We are in a new era: that of AI, to the point where it has practically become a trend. Among entrepreneurs and general clients, it is the first thing requested when discussing a new project; as if a project that doesn't integrate it were automatically classified as a second-rate project.
Don't misunderstand the message... I am the first proponent of artificial intelligence! But at the same time, and perhaps even more strongly, I am a proponent of application logic.
As far as I'm concerned—and I'm sure I speak for all developers worthy of being categorized as such—AI should not be integrated just because it "looks cool"; it should be integrated when the context requires it, namely when we are dealing, mostly, with problems related to the concept of semantic understanding.

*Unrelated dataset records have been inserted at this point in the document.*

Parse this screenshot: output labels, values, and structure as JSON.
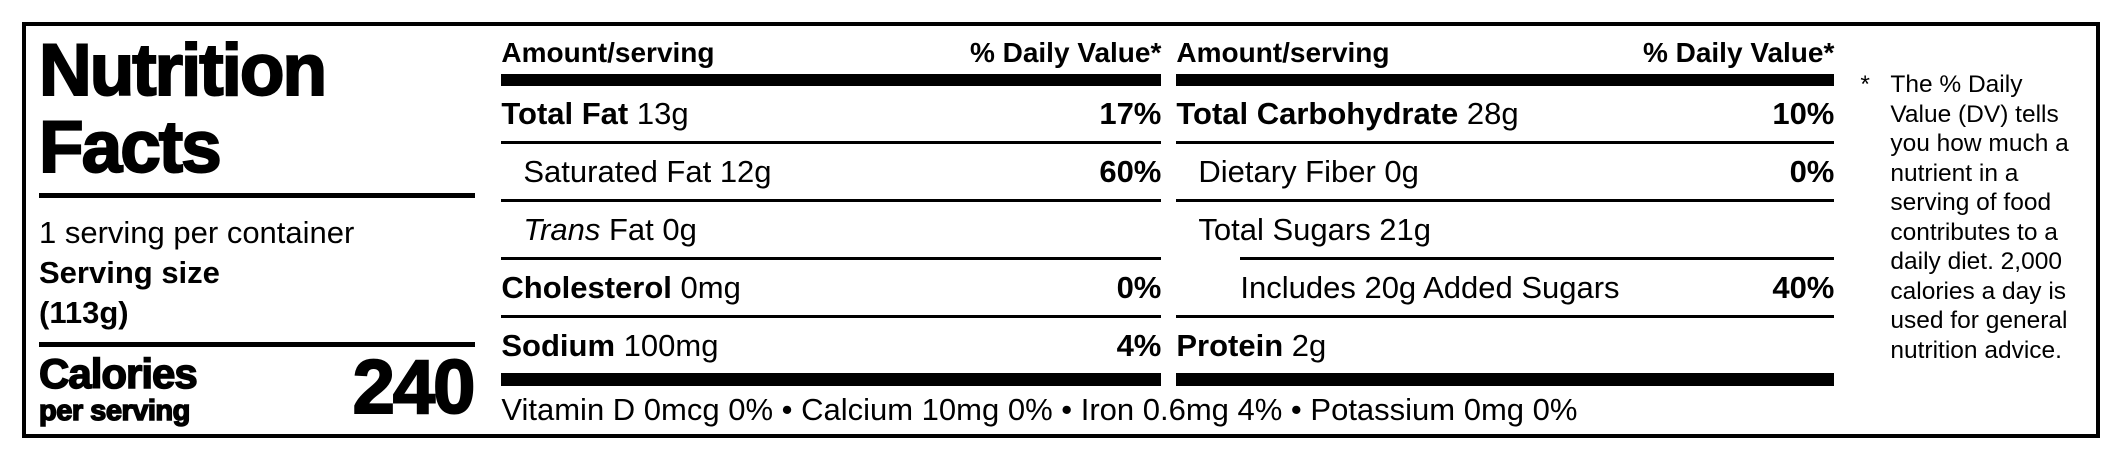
{
  "colors": {
    "ink": "#000000",
    "background": "#ffffff"
  },
  "label": {
    "title_line1": "Nutrition",
    "title_line2": "Facts",
    "servings_per_container": "1 serving per container",
    "serving_size_label": "Serving size",
    "serving_size_value": "(113g)",
    "calories_label": "Calories",
    "calories_sublabel": "per serving",
    "calories_value": "240",
    "columns": [
      {
        "header_amount": "Amount/serving",
        "header_dv": "% Daily Value*",
        "rows": [
          {
            "italic": "",
            "bold": "Total Fat",
            "rest": " 13g",
            "dv": "17%"
          },
          {
            "italic": "",
            "bold": "",
            "rest": "Saturated Fat 12g",
            "dv": "60%"
          },
          {
            "italic": "Trans",
            "bold": "",
            "rest": " Fat 0g",
            "dv": ""
          },
          {
            "italic": "",
            "bold": "Cholesterol",
            "rest": " 0mg",
            "dv": "0%"
          },
          {
            "italic": "",
            "bold": "Sodium",
            "rest": " 100mg",
            "dv": "4%"
          }
        ]
      },
      {
        "header_amount": "Amount/serving",
        "header_dv": "% Daily Value*",
        "rows": [
          {
            "italic": "",
            "bold": "Total Carbohydrate",
            "rest": " 28g",
            "dv": "10%"
          },
          {
            "italic": "",
            "bold": "",
            "rest": "Dietary Fiber 0g",
            "dv": "0%"
          },
          {
            "italic": "",
            "bold": "",
            "rest": "Total Sugars 21g",
            "dv": ""
          },
          {
            "italic": "",
            "bold": "",
            "rest": "Includes 20g Added Sugars",
            "dv": "40%"
          },
          {
            "italic": "",
            "bold": "Protein",
            "rest": " 2g",
            "dv": ""
          }
        ]
      }
    ],
    "micronutrients": "Vitamin D 0mcg 0% • Calcium 10mg 0% • Iron 0.6mg 4% • Potassium 0mg 0%",
    "footnote": {
      "marker": "*",
      "text": "The % Daily Value (DV) tells you how much a nutrient in a serving of food contributes to a daily diet. 2,000 calories a day is used for general nutrition advice."
    }
  }
}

When not to integrate AI: a practical case study
A case of non-use.
Would you use AI for tax code validation?
Obviously, the answer is no!
In such a case, using AI is not only useless but would turn a fast resolution process—achievable through a simple deterministic algorithm—into a slow, cumbersome, and expensive process.
That is why, when I discuss these concepts with clients who ask me to integrate AI even where it isn't needed, I immediately talk to them about costs. Cost seems to be the magic word to use when trying to get an entrepreneur's attention.
What is needed to validate a tax code (codice fiscale)?
Verify that the length is correct: 16 characters
Verify the position of letters within the string
Check for omocodia (homocode)
Check the control character (checksum)
Verify the number pattern

Why, then, in this case must a deterministic algorithm be applied? Because we are writing a block of code that integrates 5 essential functions where the rules are fixed and known, the result they must return is boolean, there is no subjective interpretation (the tax code can only be valid or invalid), and probability is not required but absolute certainty of match/mismatch.
Verifying these 5 points, even with a low-performance language, would likely allow processing hundreds of thousands per second.
Why using AI would be a mistake
An AI model is certainly slower because I would have to write a prompt explaining to the model what to do. The prompt must be converted into tokens, sent to the model, and then I must wait for the response (inference time often exceeding one second) and process that response, typically in JSON, to evaluate the model's output. In this case, I would likely not be able to process more than 1 per second.
Furthermore, all of this, unless you have an AI-optimized server in your office, happens via paid services that have a pay-as-you-go cost.
If I had to verify the validity of a million tax codes using AI, this operation would take about 12 days at best, leaving the script running 24 hours a day. With a deterministic algorithm written in a compiled language like C, the processing would likely take less than a second; with high-level languages (Python, PHP), the time would increase to a couple of seconds.
If we were to use AI, beyond the time factor, we would have to consider at least 10 input tokens and 20 output tokens per request. For a million tax codes, we would have 10 million input tokens and 20 million output tokens which, even choosing the cheapest model (gpt-4o-mini), would generate a total cost of about 14 dollars for processing, compared to a cost of 0 for the deterministic algorithm.
It is clear that in a context like this, AI is not only useless, it is slower and more expensive.
When to Integrate AI: Effective Use Cases
Imagine having a website that sells products. Users leave reviews on the products, and I want to interpret the sentiment beyond the number of stars the user can leave.
Understanding the sentiment of a review cannot be done with a deterministic algorithm.
Why? Because we are talking about natural language, a domain where irony can mean the exact opposite of the stated sentence, a positive adjective can coexist with a negative judgment, context completely changes the meaning, or users write poorly by abbreviating, distorting, or skipping punctuation—or simply when human language is inherently ambiguous and subjective.
Fantastic product... If you like throwing money away
Integrating a sentiment evaluation through a deterministic algorithm would have to be based on a dictionary of positive and negative terms. In a sentence like the one above, the algorithm would interpret "fantastic" as positive and "throwing money" as negative; therefore, the final result of the analysis would be indeterminable.
An AI model trained on linguistic patterns understands sarcasm, recognizes sentence structure, and identifies the real intent. The result will be negative sentiment with high confidence. This is a type of understanding that is impossible to model with static rules.

In cases like this, AI is not a gimmick: it is the only technically valid and integrable tool for evaluating a reviewer's sentiment.
Therefore, AI is certainly a great ally, provided it is used where it is truly indicated. It must produce a benefit, not a limitation or an additional cost.